С этой позиции мыслящего человека не собьет даже то обстоятельство, что поминки в двенадцатой квартире начались не со слов: «Во всем эта кукушка виновата. Вы понимаете, о ком я говорю: об ней, об ней! — и Катерина Ивановна закивала ему на хозяйку…» — а с того, что Зинаида Петровна Кузнецова сделала несколько шагов по направлению к центру кухни и плаксиво провозгласила:
— Давайте, товарищи, помянем по русскому обычаю новопреставленную рабу божью Александру…
Все подняли свои рюмки, застыли, перевели дух, выпили и снова перевели дух. Единственно Рыбкин только подержал рюмку в руках и поставил ее на место.
— А вы что же, товарищ инспектор? — с фальшивым участием спросил его Фондервякин.
— Странный вопрос… — сказал Рыбкин. — Я же при исполнении…
— Добротный у вас характер, — одобрил его Белоцветов, — характер, так сказать, резко континентальный.
— Подумаешь, при исполнении! — вступила техник–смотритель Вострякова. — Я вот тоже практически при исполнении, а все–таки компанию поддержала. Как говорится, служба службой, а народные обычаи — это свято.

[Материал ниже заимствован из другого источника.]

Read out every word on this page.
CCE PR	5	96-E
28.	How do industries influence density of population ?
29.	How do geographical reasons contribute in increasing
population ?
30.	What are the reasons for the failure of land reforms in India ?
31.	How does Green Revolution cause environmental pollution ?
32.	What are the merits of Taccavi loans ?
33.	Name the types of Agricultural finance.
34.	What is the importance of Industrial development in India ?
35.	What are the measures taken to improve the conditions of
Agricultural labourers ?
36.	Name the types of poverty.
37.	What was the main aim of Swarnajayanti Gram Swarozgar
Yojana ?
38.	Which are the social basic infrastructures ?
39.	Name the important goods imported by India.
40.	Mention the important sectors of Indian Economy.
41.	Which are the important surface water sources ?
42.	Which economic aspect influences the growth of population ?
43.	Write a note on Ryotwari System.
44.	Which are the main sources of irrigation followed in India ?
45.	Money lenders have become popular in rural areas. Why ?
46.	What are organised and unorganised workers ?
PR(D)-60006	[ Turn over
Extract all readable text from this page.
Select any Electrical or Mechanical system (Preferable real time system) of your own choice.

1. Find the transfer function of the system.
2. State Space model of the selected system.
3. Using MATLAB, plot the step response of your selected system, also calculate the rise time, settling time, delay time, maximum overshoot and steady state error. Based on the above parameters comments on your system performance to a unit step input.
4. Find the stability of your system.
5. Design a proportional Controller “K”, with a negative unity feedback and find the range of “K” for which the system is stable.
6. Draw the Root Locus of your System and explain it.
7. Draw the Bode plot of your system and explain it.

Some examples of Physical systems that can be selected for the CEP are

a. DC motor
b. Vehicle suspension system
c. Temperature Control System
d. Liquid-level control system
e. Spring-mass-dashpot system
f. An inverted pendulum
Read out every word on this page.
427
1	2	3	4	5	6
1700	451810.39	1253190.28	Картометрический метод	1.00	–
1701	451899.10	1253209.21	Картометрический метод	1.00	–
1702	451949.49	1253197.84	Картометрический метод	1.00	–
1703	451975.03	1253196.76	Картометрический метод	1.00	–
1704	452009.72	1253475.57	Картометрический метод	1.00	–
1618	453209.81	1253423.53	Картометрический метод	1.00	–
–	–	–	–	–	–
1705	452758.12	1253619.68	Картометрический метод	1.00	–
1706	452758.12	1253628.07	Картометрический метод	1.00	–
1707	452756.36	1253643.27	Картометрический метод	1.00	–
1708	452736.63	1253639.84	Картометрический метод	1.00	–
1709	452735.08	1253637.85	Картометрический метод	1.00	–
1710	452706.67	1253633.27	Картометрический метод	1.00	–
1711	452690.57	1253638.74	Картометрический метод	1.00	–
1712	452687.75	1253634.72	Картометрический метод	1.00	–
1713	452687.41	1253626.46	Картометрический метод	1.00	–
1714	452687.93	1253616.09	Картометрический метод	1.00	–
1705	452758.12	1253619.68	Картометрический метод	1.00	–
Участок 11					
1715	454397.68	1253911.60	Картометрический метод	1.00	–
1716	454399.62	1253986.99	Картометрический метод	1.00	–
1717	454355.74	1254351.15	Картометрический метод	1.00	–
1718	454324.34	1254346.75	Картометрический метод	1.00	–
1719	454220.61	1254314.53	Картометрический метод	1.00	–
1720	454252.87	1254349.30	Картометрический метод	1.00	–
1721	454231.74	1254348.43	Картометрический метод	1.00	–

— Если я правильно понимаю, — сердито сказал Алексей Саранцев, — поминки придуманы для того, чтобы покойников поминать. Хотя, если честно, я покойницу вообще не помню.
— Нет, хорошая была старушка, чего там говорить, — сообщила Юлия Голова. — Интеллигентная, добродушная, хозяйственная да еще и титанического здоровья. Если бы не коммунальные условия, она бы нас с вами точно пережила.
— А при чем тут, собственно, коммунальные условия? — возразила Анна Олеговна Капитонова. — Мы в нашей квартире всегда душа в душу жили. И до войны, и в войну, и после войны, вплоть до разоблачения культа личности, когда все пошло сикось–накось.
Белоцветов сказал:
— Тем не менее Александру Сергеевну мы все–таки уходили. И за что уходили–то — за какую–то комнатушку!
Инспектор Рыбкин нахмурил брови и заявил:
— Это еще нужно, граждане, доказать.
— И, возможно, даже вообще придется с этой версией распроститься, — сказал Белоцветов, задумчиво глядя в пол. — Сначала мы действительно думали, что Александру Сергеевну исключительно из- за ее комнатки уходили, но вчера мы получили одно любопытное письмецо…
— Вот это уже интересно! — сказал Генрих Валенчик и побледнел.
— Интересно — это не то слово, — продолжал Белоцветов. — Если хотите, я оглашу вчерашнее письмецо; вдруг при таком скоплении заинтересованных лиц его смысл хоть как–нибудь прояснится. Василий, сходи, пожалуйста, за письмом, я его в твоей комнате под бюст Апухтина положил.
Чинариков отправился за письмом, а Душкин воспользовался паузой и предложил пропустить еще по одной; Саранцев разлил остатки вина, Кузнецова провозгласила вечную память, и все прильнули губами к рюмкам.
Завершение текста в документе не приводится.